Zoom in: The vote on Tuesday was followed by a heated floor debate that saw simmering anger unleashed in a public display.
- "She takes the death threats that you all send — that they send her way," Rep. Cori Bush (D-Mo.) said of Tlaib in an emotional speech in which she repeatedly tried to speak over the presiding officer gaveling her down.
- Tlaib, in her own floor speech, said she "will not be silenced" and — holding up a photo of her grandmother as she held back tears — declared: "I can't believe I have to say this, but Palestinian people are not disposable."

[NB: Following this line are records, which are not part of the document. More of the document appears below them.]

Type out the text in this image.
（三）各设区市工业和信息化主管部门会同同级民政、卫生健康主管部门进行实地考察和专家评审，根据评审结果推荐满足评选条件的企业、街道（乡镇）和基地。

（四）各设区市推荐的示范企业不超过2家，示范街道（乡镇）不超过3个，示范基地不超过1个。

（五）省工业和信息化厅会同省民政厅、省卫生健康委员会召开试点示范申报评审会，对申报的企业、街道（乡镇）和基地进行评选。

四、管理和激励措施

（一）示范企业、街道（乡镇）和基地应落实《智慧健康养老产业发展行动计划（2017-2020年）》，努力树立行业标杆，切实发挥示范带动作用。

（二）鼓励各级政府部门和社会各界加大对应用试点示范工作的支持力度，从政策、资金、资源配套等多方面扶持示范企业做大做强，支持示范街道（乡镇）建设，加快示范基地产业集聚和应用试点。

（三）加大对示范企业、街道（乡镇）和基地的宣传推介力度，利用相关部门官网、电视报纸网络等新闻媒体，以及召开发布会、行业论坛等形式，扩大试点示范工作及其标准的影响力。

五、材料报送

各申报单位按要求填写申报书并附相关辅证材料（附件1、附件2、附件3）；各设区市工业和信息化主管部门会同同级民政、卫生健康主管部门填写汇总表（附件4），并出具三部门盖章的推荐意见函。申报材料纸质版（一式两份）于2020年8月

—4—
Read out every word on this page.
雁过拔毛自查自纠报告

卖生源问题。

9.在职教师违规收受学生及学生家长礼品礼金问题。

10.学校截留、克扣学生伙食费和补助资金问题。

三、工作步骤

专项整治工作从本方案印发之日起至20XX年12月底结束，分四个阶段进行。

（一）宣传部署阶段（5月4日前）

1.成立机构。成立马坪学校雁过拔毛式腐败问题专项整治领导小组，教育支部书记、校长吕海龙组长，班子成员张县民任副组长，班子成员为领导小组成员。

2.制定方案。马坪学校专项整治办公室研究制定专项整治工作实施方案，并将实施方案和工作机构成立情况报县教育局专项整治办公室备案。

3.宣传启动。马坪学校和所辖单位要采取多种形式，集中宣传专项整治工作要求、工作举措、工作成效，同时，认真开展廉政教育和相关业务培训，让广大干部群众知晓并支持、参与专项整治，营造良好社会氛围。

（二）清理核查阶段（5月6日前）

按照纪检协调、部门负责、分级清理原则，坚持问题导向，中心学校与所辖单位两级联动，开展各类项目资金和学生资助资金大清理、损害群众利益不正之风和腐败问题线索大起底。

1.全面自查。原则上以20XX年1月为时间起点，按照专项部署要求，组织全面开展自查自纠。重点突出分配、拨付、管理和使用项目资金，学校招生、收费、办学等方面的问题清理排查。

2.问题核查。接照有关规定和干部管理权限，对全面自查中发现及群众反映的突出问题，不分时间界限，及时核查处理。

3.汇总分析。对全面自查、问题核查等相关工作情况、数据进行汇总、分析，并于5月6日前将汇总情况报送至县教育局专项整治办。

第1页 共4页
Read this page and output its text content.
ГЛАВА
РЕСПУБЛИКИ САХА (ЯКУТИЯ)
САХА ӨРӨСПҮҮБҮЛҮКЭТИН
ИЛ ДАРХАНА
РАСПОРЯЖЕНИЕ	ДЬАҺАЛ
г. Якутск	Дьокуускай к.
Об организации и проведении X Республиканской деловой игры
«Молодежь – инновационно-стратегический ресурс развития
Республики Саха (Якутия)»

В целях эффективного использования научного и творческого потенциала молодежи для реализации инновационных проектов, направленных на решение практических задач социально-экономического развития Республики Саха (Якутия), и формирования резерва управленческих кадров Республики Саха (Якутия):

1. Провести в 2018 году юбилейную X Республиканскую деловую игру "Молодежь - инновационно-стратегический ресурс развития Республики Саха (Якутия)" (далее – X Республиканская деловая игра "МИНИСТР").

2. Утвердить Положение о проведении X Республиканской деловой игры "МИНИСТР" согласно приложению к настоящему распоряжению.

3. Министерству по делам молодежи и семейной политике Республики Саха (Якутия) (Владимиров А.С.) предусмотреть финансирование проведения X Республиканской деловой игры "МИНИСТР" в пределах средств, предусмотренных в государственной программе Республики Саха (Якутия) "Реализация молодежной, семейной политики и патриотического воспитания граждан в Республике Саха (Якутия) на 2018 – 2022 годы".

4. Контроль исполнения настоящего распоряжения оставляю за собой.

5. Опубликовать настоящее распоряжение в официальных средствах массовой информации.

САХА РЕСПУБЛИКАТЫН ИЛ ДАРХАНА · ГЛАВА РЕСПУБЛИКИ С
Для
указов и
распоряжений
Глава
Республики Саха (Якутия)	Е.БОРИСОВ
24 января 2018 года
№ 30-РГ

State of play: The measure appears on track to pass, with Garcia and Reps. Jared Moskowitz (D-Fla.) and Ritchie Torres (D-N.Y.) — who voted to block it on Tuesday — telling Axios they plan to vote for final passage.
- Zinke and several pro-Israel Democrats who voted to kill the measure said they are undecided or declined to weigh in on their plans for Wednesday. "I'm going to spend a lot of time agonizing [over it]," Rep. Kathy Manning (D-N.C.) told Axios.
- A House Democrat told Axios that several additional moderate Democrats plan to vote to censure Tlaib.
- Reps. Nancy Pelosi (D-Calif.), Frederica Wilson (D-Fla.), Earl Blumenauer (D-Ore.) and Bill Keating (D-Mass.), who were absent Tuesday, will be at the vote on Wednesday, their offices said — but so will Reps. Jim Banks (R-Ind.) and Daniel Webster (R-Fla.).
The intrigue: Several Republicans who voted to table the resolution expressed frustration at spending time on punishing lawmakers for controversial statements rather than focusing on issues like the looming government funding deadline.
- "We need to be doing our work ... We don't need House censure for idiotic statements," Duarte told Axios. "It's a waste of time."
- Garcia noted that Congress has "got appropriations bills, we've got to avoid a government shutdown, we're trying to actually get funding to Israel."
- "We have a lot of very important things to do here and we've already had this discussion," he said.